At the same time, I've been working on myself - career, home, gym, and chatting to women when I get the chance
While chatting with woman is a good start. Try to make your interactions with woman more than just a chat. I am quoting below how you felt after a five-minute interaction with a woman that you interacted at the gym

Later she came up to me on her own when she had finished training and we talked for maybe 5 minutes. I was asking her about her sport and letting her talk. I tried not to gawp and keep my composure even though she is extremely beautiful and has an incredible body. I showed that I was really interested in what she was telling me and that I could relate to her dedication. I really am genuinely fascinated to hear about her story, even if she's not interested in a date.

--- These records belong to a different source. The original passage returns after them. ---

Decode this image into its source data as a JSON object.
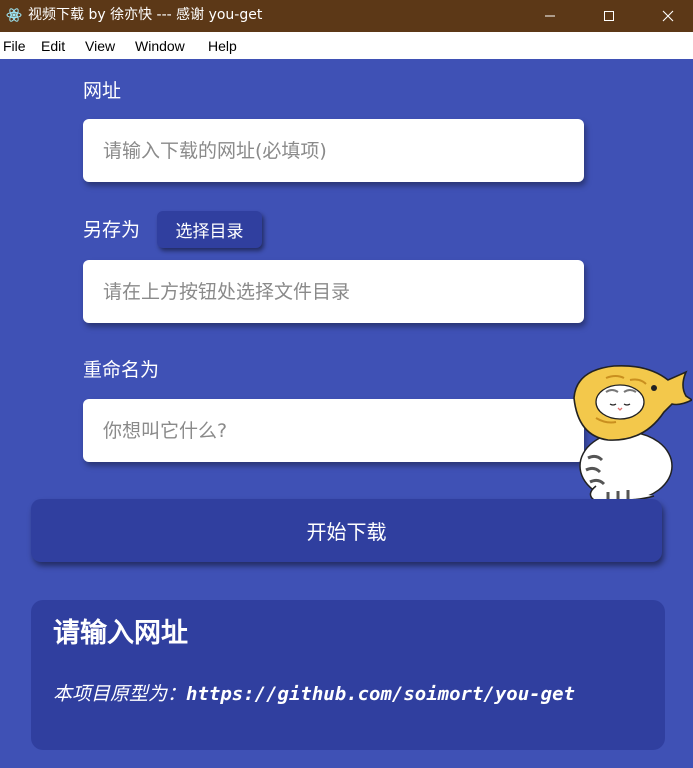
{
  "window": {
    "title": "视频下载 by 徐亦快 --- 感谢 you-get",
    "icon": "electron-icon",
    "controls": [
      "minimize-icon",
      "maximize-icon",
      "close-icon"
    ]
  },
  "menu": {
    "items": [
      "File",
      "Edit",
      "View",
      "Window",
      "Help"
    ]
  },
  "form": {
    "url": {
      "label": "网址",
      "placeholder": "请输入下载的网址(必填项)",
      "value": ""
    },
    "save_as": {
      "label": "另存为",
      "button_label": "选择目录",
      "placeholder": "请在上方按钮处选择文件目录",
      "value": ""
    },
    "rename": {
      "label": "重命名为",
      "placeholder": "你想叫它什么?",
      "value": ""
    },
    "start_button": "开始下载"
  },
  "info": {
    "title": "请输入网址",
    "prefix": "本项目原型为：",
    "link": "https://github.com/soimort/you-get"
  },
  "colors": {
    "background": "#3f51b5",
    "panel": "#303f9f",
    "titlebar": "#5c3817",
    "input_bg": "#ffffff"
  },
  "decoration": "cat-in-taiyaki-hat-mascot"
}
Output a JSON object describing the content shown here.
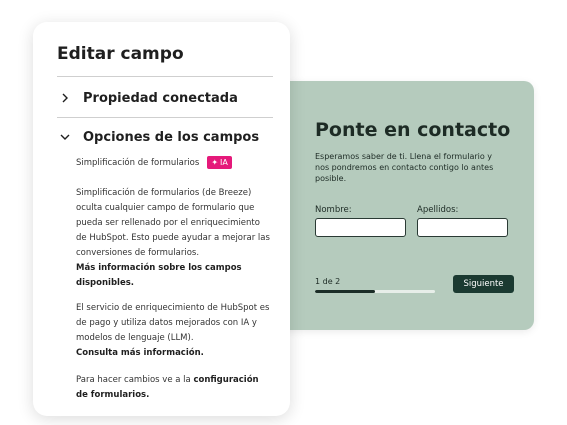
{
  "form_preview": {
    "title": "Ponte en contacto",
    "description": "Esperamos saber de ti. Llena el formulario y nos pondremos en contacto contigo lo antes posible.",
    "first_name_label": "Nombre:",
    "last_name_label": "Apellidos:",
    "step_text": "1 de 2",
    "progress": 0.5,
    "next_label": "Siguiente",
    "background_color": "#b5cbbd",
    "button_color": "#1b3a31"
  },
  "panel": {
    "title": "Editar campo",
    "sections": [
      {
        "label": "Propiedad conectada",
        "expanded": false,
        "icon": "chevron-right-icon"
      },
      {
        "label": "Opciones de los campos",
        "expanded": true,
        "icon": "chevron-down-icon"
      }
    ],
    "sub_label": "Simplificación de formularios",
    "badge": {
      "icon": "sparkle-icon",
      "text": "IA",
      "color": "#e5197a"
    },
    "paragraph1": "Simplificación de formularios (de Breeze) oculta cualquier campo de formulario que pueda ser rellenado por el enriquecimiento de HubSpot. Esto puede ayudar a mejorar las conversiones de formularios.",
    "link1": "Más información sobre los campos disponibles.",
    "paragraph2": "El servicio de enriquecimiento de HubSpot es de pago y utiliza datos mejorados con IA y modelos de lenguaje (LLM).",
    "link2": "Consulta más información.",
    "paragraph3_prefix": "Para hacer cambios ve a la",
    "link3": "configuración de formularios."
  }
}
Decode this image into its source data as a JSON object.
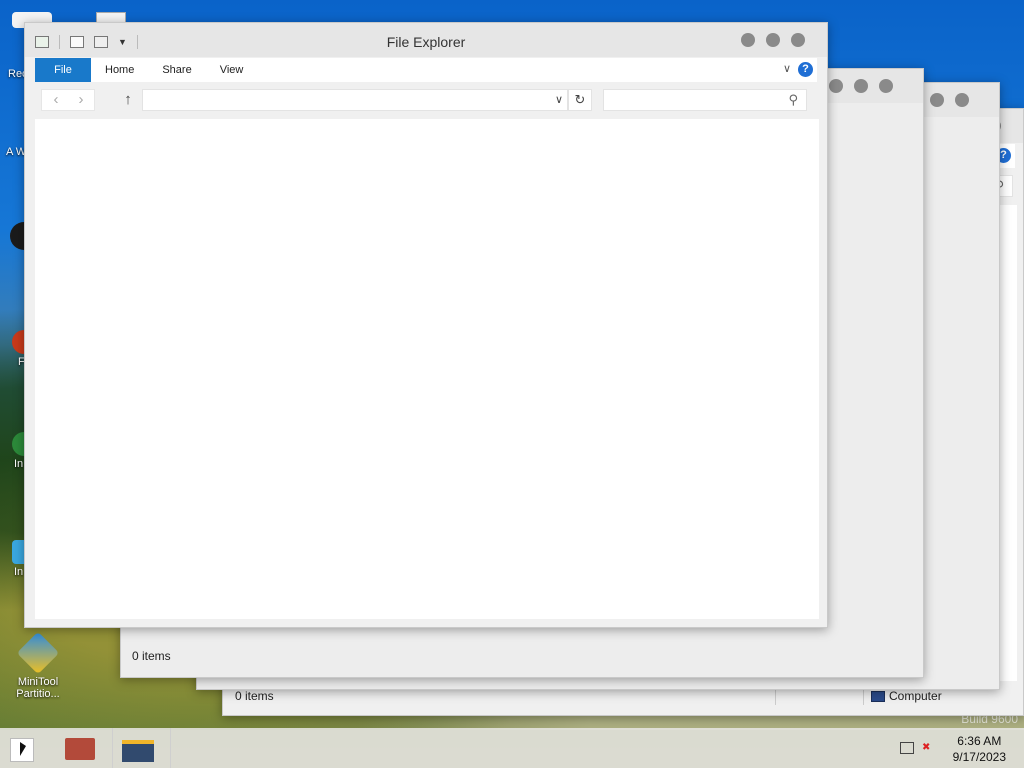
{
  "desktop": {
    "icons": [
      {
        "label": "Rec"
      },
      {
        "label": "A Win"
      },
      {
        "label": ""
      },
      {
        "label": "F"
      },
      {
        "label": "In"
      },
      {
        "label": "In Da"
      },
      {
        "label": "MiniTool Partitio..."
      }
    ],
    "watermark": "Build 9600"
  },
  "window_back2": {
    "status_items": "0 items",
    "status_computer": "Computer"
  },
  "window_back1": {
    "status_items": "0 items"
  },
  "explorer": {
    "title": "File Explorer",
    "tabs": [
      {
        "label": "File"
      },
      {
        "label": "Home"
      },
      {
        "label": "Share"
      },
      {
        "label": "View"
      }
    ],
    "help_label": "?",
    "address_value": "",
    "search_placeholder": ""
  },
  "taskbar": {
    "time": "6:36 AM",
    "date": "9/17/2023"
  },
  "colors": {
    "accent": "#1979ca",
    "help": "#1f6ed4"
  }
}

Provide this effect in reverse where any girl that interacts with you feel fascinated and wants to keep continuing the conversation and feels you are of high value. This gives you the opportunity to do a venue change, number close, isolate what you feel like doing. You are good with words and your writing is flowered with details use them to build the needed rapport. I wanted to high light this as I felt it may be an area that could help with getting a woman for the long term with more interests in common.

I realize I made mistakes. But I didn't know what I didn't know. And when you lose someone special it's like you're grieving. It hurts, that's all. She's like the second woman I "fell for" in my life. And I'm still trying to forgive myself.

Interactions, seduction, relation with a woman is not going to be always mistake free. One of the reasons I feel relaxed and ease with woman is I have learnt now not to beat myself over mistakes. With experience, I have learnt to limit mistakes and how to recover from them or move on if needed. More the interests are in common with a woman the easier is the interaction and relationship is going to be from personal experience.